Gabriel Torrens (Palma, Spain, 1987) obtained his bachelor of biological sciences and master's degree in advanced microbiology at the University of the Balearic Islands, Palma. After finishing his studies, he started working in the field of antibiotic resistance and the pathogenicity of bacterial infections at the University Hospital Son Espases, where he is now a Ph.D. candidate working on cell wall recycling in Pseudomonas aeruginosa and its link with β-lactamase induction and virulence. He is skilled in the use of liquid chromatography techniques learned in the Severo Ochoa Molecular Biology Center in Madrid, Spain, as well as in the Umeå Centre for Microbial Research at the University of Umeå, Umeå, Sweden. His interests lie in bacterial cell wall and infection biology, transcriptomics, development of novel antimicrobial therapies, and liquid chromatography-mass spectrometry approaches to understanding antimicrobial resistance.

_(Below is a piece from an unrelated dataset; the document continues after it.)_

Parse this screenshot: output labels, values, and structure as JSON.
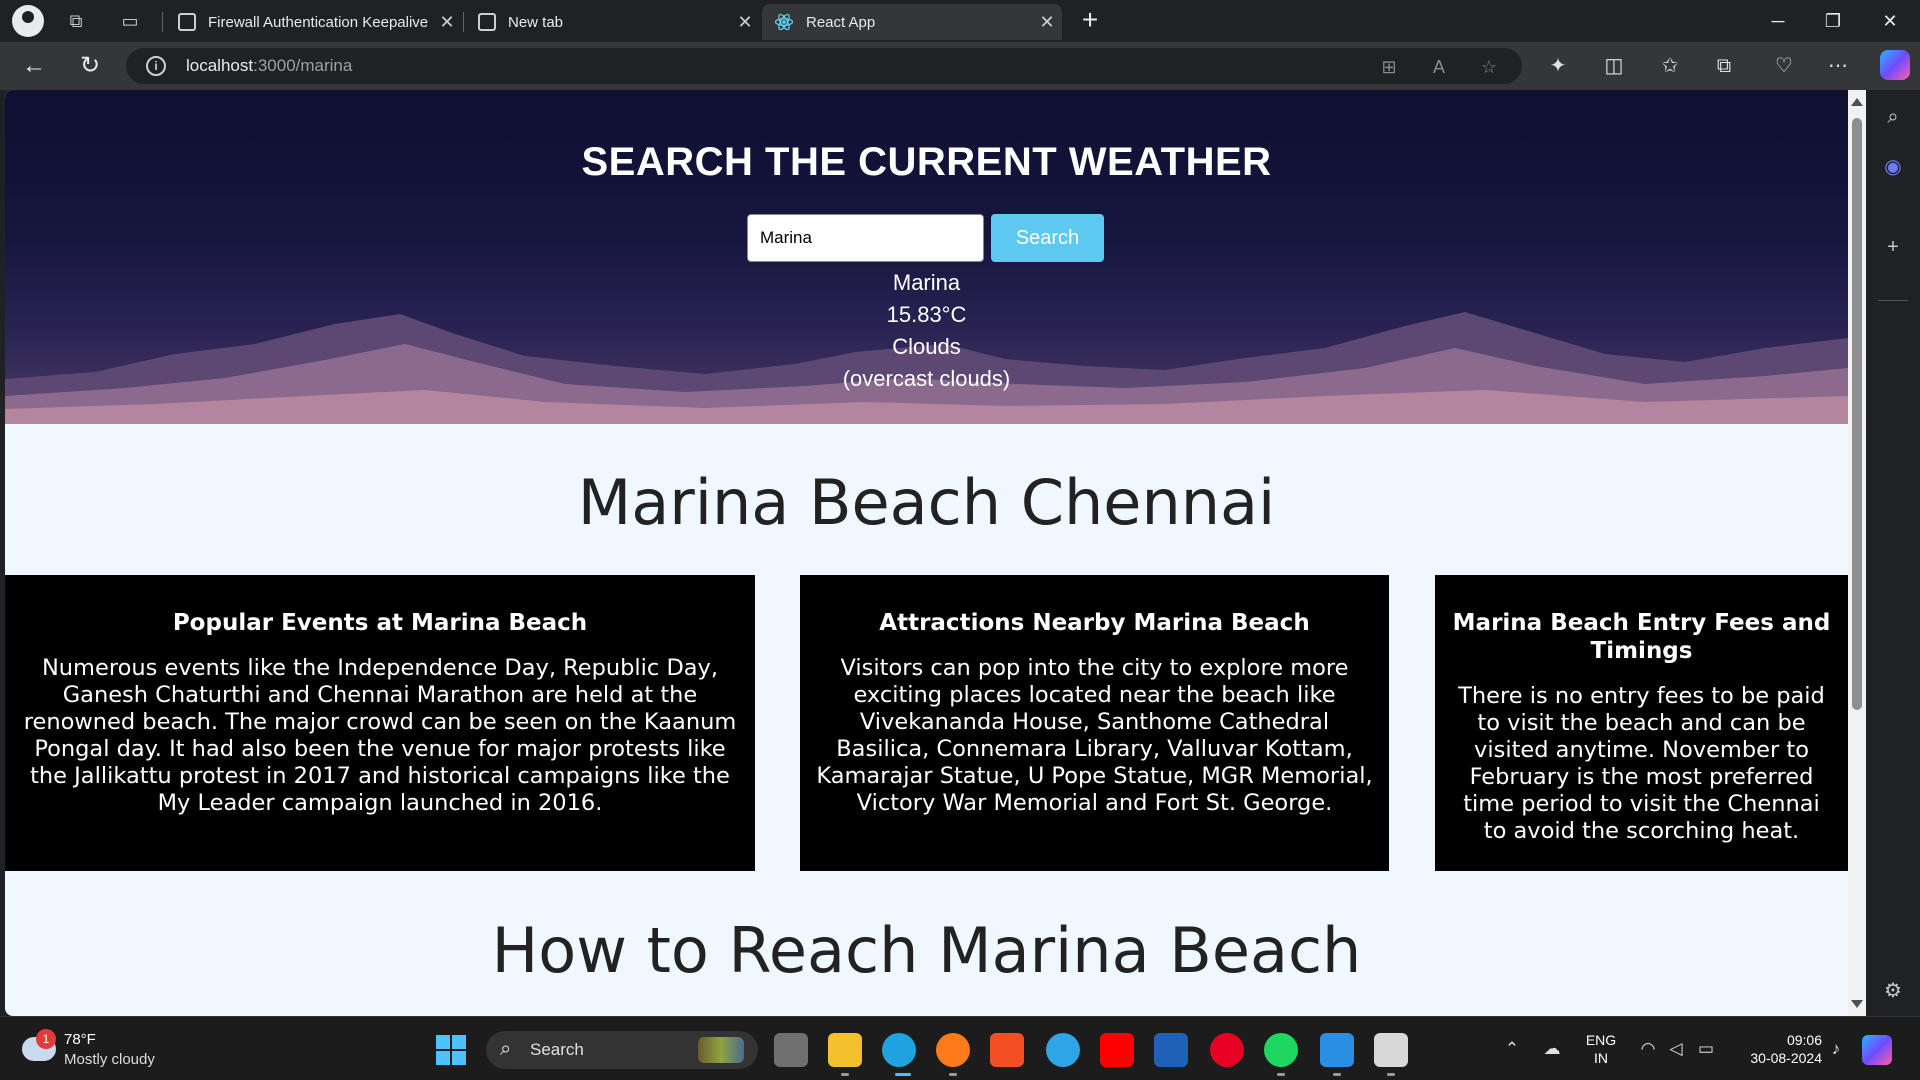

Isabel Maria Barceló (Palma, Spain, 1991) received her bachelor of biochemistry degree and master in advanced microbiology at the University of the Balearic Islands (UIB), Palma (2009 to 2015). Her initial research projects, performed at the Hospital Son Espases (Palma) and Health Research Institute of the Balearic Islands (IdISBa), were focused on the study of the interactions of new β-lactam combinations with penicillin binding proteins (PBPs) in relevant nosocomial Gram-negative pathogens, such as Pseudomonas aeruginosa and Acinetobacter baumannii. She currently holds a JoTReS grant from the Government of the Balearic Islands to work on her Ph.D. at the Hospital Son Espases/IdISBa in this same research line, expanded to other combinations and pathogens. Within this project she is also collaborating with the group of Dr. Bartolomé Moyá from the Center for Pharmacometrics & Systems Pharmacology, University of Florida.

Antonio Oliver (Madrid, Spain, 1973) has a doctorate in pharmacy (Complutense University of Madrid, 2002) and a specialist degree in clinical microbiology (Hospital Ramón y Cajal, Madrid, 2001). Since 2002 he has worked as a clinical microbiologist in the Department of Microbiology of the Hospital Son Espases (formerly the Hospital Son Dureta) in Palma de Mallorca. Since 2003 Dr. Oliver has been an Associate Professor of Microbiology in the University of the Balearic Islands and is the Principal Investigator of the Antimicrobial Resistance and Pathogenicity of Bacterial Infections Group at the Health Research Institute of the Balearic Islands (IdISBa). Dr. Oliver is a member of the Scientific Committee of the Spanish Network for Research in Infectious Diseases (REIPI) and an ESCMID fellow. His main research interest includes the investigation of the mechanisms of adaptation and antimicrobial resistance in bacterial pathogens, with a particular focus on Pseudomonas aeruginosa infections and the development of novel strategies to combat them. Within this research line, Dr. Oliver has published over 200 manuscripts in peer-reviewed journals.